I installed postgrey on several of the mail servers that I manage and have been impressed with the results. Greylisting works by temporarily blocking senders the first time that they attempt to send a message. Spammers will (hopefully) give up and move on to more susceptible targets, while legitimate mail servers will retry delivery a few minutes later.
Prior to installing this, our mail filters were identifying about 70-75% of the messages passing through it as spam (this is after rejecting invalid recipients, and using a couple IP-based blacklists). After installing postgrey, that number is down to around 50%. So, for us, a simple 10 minute installation of postgrey has reduced the amount of mail that we have to scan by about 35%.
I actually installed it on a few different machines, all around the same time and wrote up some instructions
Of course, I’ve spent a little more time tweaking the installation just a little. I changed the timeout to 4 minutes, instead of 5, so that if a legitimate mail server is set to retry every 5 minutes, it shouldn’t have a problem.
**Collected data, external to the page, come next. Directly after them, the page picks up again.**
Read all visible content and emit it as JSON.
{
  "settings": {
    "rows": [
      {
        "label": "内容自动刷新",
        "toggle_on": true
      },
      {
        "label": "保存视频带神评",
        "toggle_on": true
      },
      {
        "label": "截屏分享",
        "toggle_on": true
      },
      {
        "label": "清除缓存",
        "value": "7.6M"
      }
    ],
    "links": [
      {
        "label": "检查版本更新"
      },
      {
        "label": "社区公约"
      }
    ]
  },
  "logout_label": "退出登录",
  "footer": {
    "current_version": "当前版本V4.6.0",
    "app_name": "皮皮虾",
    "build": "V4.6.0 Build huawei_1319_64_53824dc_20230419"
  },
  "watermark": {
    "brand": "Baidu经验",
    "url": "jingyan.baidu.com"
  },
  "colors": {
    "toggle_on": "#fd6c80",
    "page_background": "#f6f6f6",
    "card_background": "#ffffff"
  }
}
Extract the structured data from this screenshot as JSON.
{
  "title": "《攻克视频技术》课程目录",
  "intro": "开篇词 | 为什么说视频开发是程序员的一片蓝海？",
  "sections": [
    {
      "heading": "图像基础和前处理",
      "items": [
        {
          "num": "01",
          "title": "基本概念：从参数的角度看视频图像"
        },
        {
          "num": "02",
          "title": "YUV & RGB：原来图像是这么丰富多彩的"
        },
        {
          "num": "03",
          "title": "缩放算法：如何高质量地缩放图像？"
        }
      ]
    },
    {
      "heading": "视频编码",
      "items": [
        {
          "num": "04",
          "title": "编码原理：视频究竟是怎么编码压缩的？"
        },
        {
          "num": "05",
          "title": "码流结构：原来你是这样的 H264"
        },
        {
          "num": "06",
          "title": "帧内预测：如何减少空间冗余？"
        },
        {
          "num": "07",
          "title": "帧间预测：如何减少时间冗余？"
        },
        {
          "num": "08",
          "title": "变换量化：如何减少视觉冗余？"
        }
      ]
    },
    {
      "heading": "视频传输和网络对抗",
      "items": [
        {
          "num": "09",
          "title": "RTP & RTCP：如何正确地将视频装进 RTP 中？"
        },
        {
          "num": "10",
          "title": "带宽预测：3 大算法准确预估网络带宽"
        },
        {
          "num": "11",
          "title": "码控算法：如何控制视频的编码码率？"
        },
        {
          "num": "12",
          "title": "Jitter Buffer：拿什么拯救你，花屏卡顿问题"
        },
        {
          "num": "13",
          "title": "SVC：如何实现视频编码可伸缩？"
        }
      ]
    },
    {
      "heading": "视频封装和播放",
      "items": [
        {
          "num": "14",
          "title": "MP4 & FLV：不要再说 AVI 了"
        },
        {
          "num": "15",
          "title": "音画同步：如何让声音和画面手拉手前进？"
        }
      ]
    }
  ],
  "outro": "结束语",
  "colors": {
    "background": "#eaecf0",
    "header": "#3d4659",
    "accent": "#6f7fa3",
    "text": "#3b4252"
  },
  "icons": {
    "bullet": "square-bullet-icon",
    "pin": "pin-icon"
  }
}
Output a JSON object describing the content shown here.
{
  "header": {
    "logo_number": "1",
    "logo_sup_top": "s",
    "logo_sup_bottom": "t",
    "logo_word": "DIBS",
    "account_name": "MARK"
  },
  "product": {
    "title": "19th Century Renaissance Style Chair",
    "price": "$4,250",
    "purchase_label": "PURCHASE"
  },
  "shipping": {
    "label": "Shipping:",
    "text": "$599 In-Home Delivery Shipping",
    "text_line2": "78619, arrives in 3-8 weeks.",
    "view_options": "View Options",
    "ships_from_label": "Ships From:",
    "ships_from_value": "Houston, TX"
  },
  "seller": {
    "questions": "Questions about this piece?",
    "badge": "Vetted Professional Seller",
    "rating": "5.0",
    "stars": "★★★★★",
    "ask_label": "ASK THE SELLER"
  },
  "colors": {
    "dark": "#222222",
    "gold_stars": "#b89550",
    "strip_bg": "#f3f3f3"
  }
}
I also customized the URL that it sends in the 450 response to one that points to our own website. Overall I’m very impressed and will recommend installing it on any mail system I’m involved with.
Update 2007-08-08
Here is a graph showing the drop in mail processed due to the greylisting. The drop has been significant and has helped our mail filtering service very much. Fewer spam messages bypass the filters, and the load on the servers has decreased so that we can handle more capacity as we need to.